By John Helmer
In 1833, four years before his wife’s flirtation caused the death, in a duel, of Alexander Pushkin, Russia’s greatest poet, he wrote her a warning letter.
“You like it when the dogs trail after you like a bitch in heat,” Pushkin said bluntly. “All you have to do is make sure everyone knows, ‘I love it’. That’s the whole secret of flirting. As long as there’s a trough, the swine will find it.”
When President Boris Yeltsin, his daughter Tatiana Dyachenko, his chief of staff Alexander Voloshin, and his successor-to-be, Vladimir Putin, were discussing recently what to do to assure their futures, they thought they could play the part of the alluring wife, Natalia Goncharova — at least to the financial oligarchs of Russia, to the proprietors of the media, and also to Russia’s voters. All they had to do, they decided, was to fill the trough. The pigs were certain to follow, they thought.
But what if they were mistaken, and it turns out they have chosen the ill-fated part of Pushkin?
The reaction of some of Russia’s most ambitious politicians, men like Samara Governor Konstantin Titov, Saratov Governor Dmitri Ayatskov, and Sverdlovsk Governor Eduard Rossel, demonstrates their readiness to challenge newly appointed Prime Minister Putin the minute he shows vulnerability, or fails to attract the money and votes required to become president.
The same can be said of the reaction to his appointment this week of those unelectable ex-ministers, the reformers who once counted on Yeltsin’s affection — flirts like Boris Nemtsov, Yegor Gaidar, Sergei Kirienko, Boris Fyodorov, and Anatoly Chubais.
Chubais, it is now known, tried, but failed to talk Yeltsin out of promoting Putin. The others have condemned the move almost as bluntly as once Pushkin did Goncharova. This is not faithlessness toward Yeltsin. It is jealousy of Putin. They want nothing more than to return to Yeltsin’s bosom, and be loved again — as his prime minister, his presidential groom.
But what trough have they to offer the swine that compares with Putin now? That was the question which the Kremlin circle thought long and hard over.
For the young reformers, as for the likes of Titov, the trough of public funds — on-budget, off-budget, and in reserve — with which to fatten their supporters is too poor nowadays. They whisper to their friends that Putin, with his fluency in German, the language of central bankers; with his experience of fattening the electors of St. Petersburg, and the clients of the presidential business administration — Putin the prime minister must be overthrown, before the trough can be theirs again.

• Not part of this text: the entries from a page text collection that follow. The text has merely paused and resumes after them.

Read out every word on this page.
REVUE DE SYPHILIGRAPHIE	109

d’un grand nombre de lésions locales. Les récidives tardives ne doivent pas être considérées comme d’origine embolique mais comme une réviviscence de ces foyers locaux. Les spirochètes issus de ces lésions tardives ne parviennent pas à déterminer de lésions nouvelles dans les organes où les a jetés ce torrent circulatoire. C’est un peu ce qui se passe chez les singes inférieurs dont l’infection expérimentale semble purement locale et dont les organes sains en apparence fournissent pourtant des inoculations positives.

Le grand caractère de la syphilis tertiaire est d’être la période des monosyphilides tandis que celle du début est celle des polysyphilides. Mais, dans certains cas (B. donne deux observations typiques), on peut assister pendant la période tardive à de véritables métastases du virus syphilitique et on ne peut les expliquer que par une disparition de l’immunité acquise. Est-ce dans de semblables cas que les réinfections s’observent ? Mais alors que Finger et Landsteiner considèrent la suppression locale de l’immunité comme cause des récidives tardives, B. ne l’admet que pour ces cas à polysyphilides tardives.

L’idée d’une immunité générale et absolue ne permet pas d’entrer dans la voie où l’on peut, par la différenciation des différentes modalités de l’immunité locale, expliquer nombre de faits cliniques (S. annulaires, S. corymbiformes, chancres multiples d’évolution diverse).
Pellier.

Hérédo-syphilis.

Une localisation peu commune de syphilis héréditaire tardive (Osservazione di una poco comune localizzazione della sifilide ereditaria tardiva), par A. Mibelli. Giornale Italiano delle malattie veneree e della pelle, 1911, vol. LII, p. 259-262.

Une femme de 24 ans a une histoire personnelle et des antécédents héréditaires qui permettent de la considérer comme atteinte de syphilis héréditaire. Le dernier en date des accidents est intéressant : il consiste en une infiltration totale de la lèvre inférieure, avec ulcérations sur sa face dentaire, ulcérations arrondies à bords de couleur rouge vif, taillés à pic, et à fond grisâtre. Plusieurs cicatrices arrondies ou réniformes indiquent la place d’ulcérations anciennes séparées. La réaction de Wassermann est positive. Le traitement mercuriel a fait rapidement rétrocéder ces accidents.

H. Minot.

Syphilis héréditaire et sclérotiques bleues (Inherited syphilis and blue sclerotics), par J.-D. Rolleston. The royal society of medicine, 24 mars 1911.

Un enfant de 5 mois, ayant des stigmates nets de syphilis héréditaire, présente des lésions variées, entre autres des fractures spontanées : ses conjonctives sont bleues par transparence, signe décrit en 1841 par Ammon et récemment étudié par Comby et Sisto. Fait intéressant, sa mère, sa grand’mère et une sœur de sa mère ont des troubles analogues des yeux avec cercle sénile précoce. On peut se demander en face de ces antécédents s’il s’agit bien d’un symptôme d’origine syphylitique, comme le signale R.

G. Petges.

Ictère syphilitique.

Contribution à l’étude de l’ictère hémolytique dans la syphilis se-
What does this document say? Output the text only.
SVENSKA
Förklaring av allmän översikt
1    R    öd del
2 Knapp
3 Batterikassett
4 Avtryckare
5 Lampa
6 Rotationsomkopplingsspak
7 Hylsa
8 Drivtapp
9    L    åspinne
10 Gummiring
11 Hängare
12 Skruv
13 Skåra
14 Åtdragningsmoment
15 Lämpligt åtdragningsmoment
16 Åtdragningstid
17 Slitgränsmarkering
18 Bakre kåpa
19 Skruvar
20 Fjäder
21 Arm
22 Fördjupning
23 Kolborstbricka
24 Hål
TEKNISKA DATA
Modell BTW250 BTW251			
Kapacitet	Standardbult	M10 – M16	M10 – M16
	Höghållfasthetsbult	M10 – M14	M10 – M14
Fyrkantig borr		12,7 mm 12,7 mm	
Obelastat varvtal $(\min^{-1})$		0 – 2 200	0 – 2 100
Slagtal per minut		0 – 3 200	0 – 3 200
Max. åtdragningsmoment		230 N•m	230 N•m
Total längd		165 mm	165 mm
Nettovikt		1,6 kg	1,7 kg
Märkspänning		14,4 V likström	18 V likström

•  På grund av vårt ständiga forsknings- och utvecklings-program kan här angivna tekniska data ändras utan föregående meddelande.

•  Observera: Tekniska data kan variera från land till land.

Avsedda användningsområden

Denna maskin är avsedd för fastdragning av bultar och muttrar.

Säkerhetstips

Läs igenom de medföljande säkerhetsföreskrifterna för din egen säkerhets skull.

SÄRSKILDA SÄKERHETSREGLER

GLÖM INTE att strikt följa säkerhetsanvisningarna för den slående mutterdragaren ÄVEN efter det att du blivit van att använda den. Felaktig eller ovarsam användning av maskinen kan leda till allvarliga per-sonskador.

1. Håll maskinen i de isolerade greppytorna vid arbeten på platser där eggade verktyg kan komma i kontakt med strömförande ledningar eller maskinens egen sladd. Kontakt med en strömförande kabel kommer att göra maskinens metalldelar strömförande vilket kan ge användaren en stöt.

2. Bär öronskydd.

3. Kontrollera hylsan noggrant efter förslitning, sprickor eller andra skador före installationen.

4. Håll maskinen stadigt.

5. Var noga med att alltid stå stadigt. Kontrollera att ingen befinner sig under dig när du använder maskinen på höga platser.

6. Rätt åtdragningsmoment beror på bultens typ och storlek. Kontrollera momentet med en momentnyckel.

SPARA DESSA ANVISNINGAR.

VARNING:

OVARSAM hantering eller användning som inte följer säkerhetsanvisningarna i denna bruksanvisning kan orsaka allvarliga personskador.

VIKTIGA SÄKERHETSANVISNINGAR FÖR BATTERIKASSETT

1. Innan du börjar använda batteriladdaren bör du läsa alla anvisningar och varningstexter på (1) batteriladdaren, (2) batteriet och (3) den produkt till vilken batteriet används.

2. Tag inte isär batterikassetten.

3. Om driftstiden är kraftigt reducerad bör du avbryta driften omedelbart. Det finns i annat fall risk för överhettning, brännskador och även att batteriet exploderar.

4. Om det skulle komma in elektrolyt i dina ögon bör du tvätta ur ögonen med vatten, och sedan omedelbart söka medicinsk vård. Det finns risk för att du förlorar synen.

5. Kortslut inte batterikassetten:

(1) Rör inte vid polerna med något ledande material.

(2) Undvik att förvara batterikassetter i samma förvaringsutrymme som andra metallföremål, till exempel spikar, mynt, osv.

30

We are speaking, mind you, of the most ardent hearts in the government’s court, now gossiping maliciously, now plotting against the favourite.
How can Yeltsin’s flirtation for his fresh young prime minister be consummated, when so many of Yeltsin’s loves are so hostile? When those who love his favourite as he does himself are so few?
The answer to these vexing questions can be found in the plot that killed Pushkin. Was there ever a love so tender it could not be maddened beyond control by slander and compromising scandals? Was there ever a man of quality so cool as not to be trapped by his own vainglory?